Harper, our oldest, walks into the room, and right away picks up on the sadness hovering inside. “Are you okay, Daddy?” she asks him so gently, so childlike. 

There are a few seconds of silence before he takes a deep breath, perhaps thinking of how much to say to our 9-year-old daughter, who already knows the answer to the question she’s asking. Based on that alone, he decides the truth is best. “I’m not okay today, Harper. But I love you.” 

Her observations are confirmed. And that’s all she needs to know. 

Alex and I talk for a few more minutes and decide he ought to go stay the night at my parents’ house. He is exhausted in every way, from his head to his toes and every emotion held between them; he has nothing left to give. And as much as the kids are a joy to him, they are work, too. He will not be able to rest when the toddlers cry to be held, or our son relentlessly begs him to jump on the trampoline, or the baby wakes up one or two times in the middle of the night. At my parents’, he can sleep as long as he needs, watch SportsCenter, or simply let his mind sit in silence. He packs a bag, kisses all of us on the forehead, and heads to his car as soon as we finish dinner. We watch the door close behind him. 

“Okay team,” I turn to the six kids still at the dinner table, “it’s just us for the night, anyone want to watch a movie? I’ll even make popcorn!” A few cheers fill the space my husband just left. 

I know they all saw him, I know they felt the absence of his joy, and they all are in the process of making sense of his despair in their own way. The baby and toddlers don’t seem to notice anything more than a missing playmate, but the oldest three are already making a category for their dad that they haven’t had to before, one where he’s not smiling at them, not playing with them, not able to be there with them. 

We make the best of the few hours until bedtime, eating popcorn and watching the new Paw Patrol movie, trying not to dwell on the person we are all missing, or the reason he’s not there—which isn’t work or a night out with the guys, but brokenness. I get the three littles to sleep in their rooms, and when I come back to the living room, Harper and Jordi ask to have a sleepover with me. I happily say yes. I would have asked them if they hadn’t asked first because their company is exactly what I need tonight. 

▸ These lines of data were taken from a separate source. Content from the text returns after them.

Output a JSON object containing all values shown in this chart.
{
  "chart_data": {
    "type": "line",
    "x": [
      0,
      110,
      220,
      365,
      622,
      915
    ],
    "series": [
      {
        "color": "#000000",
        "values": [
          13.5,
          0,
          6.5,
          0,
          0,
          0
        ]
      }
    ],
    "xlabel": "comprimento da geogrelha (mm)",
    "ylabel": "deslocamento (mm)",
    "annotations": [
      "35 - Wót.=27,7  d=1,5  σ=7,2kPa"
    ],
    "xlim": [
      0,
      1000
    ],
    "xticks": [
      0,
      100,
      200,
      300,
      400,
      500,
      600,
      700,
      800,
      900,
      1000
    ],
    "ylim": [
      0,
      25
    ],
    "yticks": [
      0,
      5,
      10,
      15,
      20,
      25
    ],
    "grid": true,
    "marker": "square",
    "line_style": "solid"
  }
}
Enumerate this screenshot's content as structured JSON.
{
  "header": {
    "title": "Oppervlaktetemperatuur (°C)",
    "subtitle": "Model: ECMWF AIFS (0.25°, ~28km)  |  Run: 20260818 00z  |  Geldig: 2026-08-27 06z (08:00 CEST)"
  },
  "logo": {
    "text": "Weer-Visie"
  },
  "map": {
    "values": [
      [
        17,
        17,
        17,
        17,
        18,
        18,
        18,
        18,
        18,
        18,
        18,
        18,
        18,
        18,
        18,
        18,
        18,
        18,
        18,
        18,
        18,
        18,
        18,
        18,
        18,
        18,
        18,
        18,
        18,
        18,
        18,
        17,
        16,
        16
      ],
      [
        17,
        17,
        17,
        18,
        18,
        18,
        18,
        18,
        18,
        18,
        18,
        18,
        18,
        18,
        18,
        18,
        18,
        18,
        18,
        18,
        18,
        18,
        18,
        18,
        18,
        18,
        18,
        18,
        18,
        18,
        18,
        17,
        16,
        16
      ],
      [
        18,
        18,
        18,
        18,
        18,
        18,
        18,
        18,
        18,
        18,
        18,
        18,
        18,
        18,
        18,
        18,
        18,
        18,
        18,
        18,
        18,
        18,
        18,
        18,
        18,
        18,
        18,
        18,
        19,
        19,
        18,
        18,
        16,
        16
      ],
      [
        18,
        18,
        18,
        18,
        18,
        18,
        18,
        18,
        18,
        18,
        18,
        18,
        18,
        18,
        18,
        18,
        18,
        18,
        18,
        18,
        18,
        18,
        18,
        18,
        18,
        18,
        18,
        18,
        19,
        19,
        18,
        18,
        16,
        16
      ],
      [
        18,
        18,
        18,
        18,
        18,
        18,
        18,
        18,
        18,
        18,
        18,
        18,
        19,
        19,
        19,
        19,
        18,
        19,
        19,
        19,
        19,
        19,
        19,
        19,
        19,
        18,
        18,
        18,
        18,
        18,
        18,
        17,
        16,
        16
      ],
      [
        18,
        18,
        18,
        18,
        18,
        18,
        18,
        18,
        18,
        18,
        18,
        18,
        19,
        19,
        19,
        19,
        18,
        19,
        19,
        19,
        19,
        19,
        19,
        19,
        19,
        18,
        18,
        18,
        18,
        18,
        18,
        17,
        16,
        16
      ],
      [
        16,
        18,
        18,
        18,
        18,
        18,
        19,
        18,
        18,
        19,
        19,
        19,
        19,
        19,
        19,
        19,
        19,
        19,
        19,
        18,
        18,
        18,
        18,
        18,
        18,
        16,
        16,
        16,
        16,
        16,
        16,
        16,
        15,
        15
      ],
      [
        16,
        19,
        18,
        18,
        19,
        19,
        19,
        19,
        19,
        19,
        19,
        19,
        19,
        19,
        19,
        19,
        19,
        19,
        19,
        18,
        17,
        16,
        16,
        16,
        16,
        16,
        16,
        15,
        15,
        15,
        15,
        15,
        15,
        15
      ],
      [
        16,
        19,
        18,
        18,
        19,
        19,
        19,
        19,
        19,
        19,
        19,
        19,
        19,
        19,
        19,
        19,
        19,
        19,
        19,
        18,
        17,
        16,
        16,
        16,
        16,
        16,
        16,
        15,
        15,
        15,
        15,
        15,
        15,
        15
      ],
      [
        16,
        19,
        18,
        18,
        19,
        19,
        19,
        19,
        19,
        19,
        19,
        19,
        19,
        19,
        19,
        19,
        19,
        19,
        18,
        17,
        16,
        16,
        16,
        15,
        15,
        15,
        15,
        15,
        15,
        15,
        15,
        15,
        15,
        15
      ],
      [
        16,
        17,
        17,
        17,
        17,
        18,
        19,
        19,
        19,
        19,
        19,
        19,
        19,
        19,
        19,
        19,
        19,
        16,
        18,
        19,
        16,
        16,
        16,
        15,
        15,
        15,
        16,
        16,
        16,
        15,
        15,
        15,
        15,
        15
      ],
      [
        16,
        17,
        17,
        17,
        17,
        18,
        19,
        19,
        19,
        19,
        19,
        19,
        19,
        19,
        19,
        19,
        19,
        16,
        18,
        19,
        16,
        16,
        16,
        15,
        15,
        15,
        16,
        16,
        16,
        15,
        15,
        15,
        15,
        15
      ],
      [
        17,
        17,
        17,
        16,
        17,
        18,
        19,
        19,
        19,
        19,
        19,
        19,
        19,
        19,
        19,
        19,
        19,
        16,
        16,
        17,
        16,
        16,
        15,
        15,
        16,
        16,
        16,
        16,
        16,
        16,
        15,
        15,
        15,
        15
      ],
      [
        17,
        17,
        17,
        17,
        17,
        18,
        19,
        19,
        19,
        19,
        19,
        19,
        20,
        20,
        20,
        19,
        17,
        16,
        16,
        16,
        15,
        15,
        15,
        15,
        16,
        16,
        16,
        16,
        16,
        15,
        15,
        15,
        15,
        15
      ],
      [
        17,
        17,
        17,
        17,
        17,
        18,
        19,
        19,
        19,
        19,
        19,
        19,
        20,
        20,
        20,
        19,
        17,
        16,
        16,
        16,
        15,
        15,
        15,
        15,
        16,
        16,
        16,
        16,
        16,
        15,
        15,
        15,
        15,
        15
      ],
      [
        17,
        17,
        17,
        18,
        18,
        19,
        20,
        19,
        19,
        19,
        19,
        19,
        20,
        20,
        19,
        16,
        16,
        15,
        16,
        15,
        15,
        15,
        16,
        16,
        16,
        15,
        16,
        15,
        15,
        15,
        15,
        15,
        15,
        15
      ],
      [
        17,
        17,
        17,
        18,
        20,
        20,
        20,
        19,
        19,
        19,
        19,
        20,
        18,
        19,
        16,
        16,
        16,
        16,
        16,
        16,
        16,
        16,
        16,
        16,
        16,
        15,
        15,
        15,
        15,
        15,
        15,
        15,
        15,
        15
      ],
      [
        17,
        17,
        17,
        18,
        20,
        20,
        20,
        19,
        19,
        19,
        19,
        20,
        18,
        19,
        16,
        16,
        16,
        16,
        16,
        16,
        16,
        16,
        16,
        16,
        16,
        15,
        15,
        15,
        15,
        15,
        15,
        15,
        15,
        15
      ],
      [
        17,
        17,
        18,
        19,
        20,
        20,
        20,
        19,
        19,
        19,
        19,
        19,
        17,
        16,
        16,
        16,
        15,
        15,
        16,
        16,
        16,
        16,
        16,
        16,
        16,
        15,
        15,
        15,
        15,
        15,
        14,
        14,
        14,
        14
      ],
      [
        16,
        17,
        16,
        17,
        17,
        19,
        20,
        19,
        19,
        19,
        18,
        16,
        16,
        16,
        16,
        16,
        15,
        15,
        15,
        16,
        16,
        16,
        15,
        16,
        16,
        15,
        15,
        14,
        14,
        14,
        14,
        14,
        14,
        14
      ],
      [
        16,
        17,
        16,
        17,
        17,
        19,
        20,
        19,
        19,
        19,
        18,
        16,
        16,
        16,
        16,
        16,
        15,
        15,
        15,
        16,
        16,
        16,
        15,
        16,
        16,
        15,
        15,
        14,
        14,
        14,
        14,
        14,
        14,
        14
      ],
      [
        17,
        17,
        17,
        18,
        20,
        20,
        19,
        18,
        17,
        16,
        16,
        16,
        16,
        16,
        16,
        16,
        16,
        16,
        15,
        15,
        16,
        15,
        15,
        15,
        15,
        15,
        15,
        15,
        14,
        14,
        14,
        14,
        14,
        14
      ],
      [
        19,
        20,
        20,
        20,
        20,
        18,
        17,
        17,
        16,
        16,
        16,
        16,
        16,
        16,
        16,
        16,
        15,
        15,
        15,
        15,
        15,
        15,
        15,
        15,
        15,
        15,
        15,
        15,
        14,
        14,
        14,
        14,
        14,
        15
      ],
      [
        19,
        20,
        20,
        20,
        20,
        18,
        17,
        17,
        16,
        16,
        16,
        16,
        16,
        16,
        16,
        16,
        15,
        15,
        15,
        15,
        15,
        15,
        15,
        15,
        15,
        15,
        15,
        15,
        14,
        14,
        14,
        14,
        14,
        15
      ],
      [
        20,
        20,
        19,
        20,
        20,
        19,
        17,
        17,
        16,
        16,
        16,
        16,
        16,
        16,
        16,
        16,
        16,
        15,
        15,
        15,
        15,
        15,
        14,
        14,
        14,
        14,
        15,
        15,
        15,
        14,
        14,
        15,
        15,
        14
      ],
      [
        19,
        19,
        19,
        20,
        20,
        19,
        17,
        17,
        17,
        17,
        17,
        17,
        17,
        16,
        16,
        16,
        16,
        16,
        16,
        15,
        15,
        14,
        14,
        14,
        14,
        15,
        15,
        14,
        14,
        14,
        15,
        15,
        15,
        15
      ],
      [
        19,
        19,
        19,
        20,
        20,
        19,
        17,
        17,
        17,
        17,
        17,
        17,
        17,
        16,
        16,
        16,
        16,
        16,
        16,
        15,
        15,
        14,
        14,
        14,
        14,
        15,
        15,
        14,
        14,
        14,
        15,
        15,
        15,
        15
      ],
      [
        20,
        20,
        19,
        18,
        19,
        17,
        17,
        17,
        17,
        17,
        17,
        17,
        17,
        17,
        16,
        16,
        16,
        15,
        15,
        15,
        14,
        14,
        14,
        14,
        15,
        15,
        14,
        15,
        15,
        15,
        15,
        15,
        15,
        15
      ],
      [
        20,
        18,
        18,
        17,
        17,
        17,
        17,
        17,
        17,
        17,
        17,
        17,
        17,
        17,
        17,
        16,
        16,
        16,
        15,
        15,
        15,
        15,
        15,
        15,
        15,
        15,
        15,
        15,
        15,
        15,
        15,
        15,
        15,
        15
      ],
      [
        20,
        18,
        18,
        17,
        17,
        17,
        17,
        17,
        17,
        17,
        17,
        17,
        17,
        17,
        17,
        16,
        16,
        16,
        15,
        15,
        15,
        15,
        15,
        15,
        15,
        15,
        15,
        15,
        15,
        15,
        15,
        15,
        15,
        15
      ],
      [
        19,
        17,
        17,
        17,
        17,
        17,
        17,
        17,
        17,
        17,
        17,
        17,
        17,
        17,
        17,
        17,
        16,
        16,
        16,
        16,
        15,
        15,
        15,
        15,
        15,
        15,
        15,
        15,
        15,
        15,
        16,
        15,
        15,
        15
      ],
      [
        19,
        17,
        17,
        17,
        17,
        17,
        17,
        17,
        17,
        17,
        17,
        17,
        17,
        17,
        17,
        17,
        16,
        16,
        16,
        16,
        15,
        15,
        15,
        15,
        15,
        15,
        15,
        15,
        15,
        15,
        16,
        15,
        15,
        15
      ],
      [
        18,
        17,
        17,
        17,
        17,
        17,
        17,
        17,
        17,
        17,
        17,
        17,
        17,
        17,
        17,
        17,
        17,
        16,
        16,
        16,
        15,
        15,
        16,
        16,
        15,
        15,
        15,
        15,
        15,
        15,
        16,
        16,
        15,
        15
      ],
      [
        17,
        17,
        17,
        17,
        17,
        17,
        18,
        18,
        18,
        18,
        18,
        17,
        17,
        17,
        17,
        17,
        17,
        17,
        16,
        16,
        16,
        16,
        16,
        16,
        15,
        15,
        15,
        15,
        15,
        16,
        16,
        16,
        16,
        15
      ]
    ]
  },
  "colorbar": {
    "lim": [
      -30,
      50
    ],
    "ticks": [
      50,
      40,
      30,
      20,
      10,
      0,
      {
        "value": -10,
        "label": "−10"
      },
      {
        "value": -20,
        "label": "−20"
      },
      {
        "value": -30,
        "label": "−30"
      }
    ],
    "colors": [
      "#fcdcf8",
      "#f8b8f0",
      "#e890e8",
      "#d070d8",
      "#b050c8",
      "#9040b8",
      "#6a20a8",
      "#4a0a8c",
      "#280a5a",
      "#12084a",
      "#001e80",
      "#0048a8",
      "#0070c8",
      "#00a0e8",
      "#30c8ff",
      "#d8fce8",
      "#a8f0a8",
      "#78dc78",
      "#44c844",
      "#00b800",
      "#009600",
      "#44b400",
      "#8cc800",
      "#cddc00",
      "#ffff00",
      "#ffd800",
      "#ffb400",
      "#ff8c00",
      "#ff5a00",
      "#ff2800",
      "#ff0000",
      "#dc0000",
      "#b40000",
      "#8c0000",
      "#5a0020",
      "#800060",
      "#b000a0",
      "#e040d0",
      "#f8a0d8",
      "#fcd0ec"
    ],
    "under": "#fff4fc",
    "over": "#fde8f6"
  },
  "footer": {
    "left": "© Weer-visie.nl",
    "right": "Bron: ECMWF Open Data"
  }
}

The kids get busy transferring all of the blankets, pillows, and beloved stuffies from their room to mine, and I somehow find the motivation to clean the kitchen before I go join them.

“How long will Daddy be gone?” Jordi asks me when I come in the bedroom.

“A night, Jo, maybe two. He just needs to rest, Bud. His job is very hard right now, and he’s very tired.”

“And he’s sad.” Jordi says matter-of-factly.

“He is.” I say back. Jordi holds his lips together, looks down at the floor, and nods. 

We read Anne of Green Gables together for a few minutes, which lulls Jordi to sleep next to me. 

“Harper?” I ask down toward the ground next to the bed where she’s lying. “Are you still awake?” 

“I’m just resting my eyes, Mom.” 

I smile. That’s her go-to line when she wants to stay awake but can’t. “Okay, I’ll stop here so you can really rest your eyes. Goodnight. I love you.” When I get up to turn off the small lamp on our bedside table, my eyes land on the card Harper had set there earlier, the one she slipped away to her bedroom to make the moment her dad told her he wasn’t okay. In her very best cursive, she wrote: I love you mom. Remember I will always be your girl. You are the best mom I could ask for. Alex found a similar card in his backpack later that night, too.

It’s amazing to me that at 6 and 9 years old, my kids know something about grief that I don’t remember ever teaching them. 

They know it’s okay to ask questions: “How long will Dad be gone?”

They know to name what they see: “He’s sad.”  

And they know when there is pain around us, sometimes the most beautiful thing we can offer is the assurance of who we are to others: “I will always be your girl.”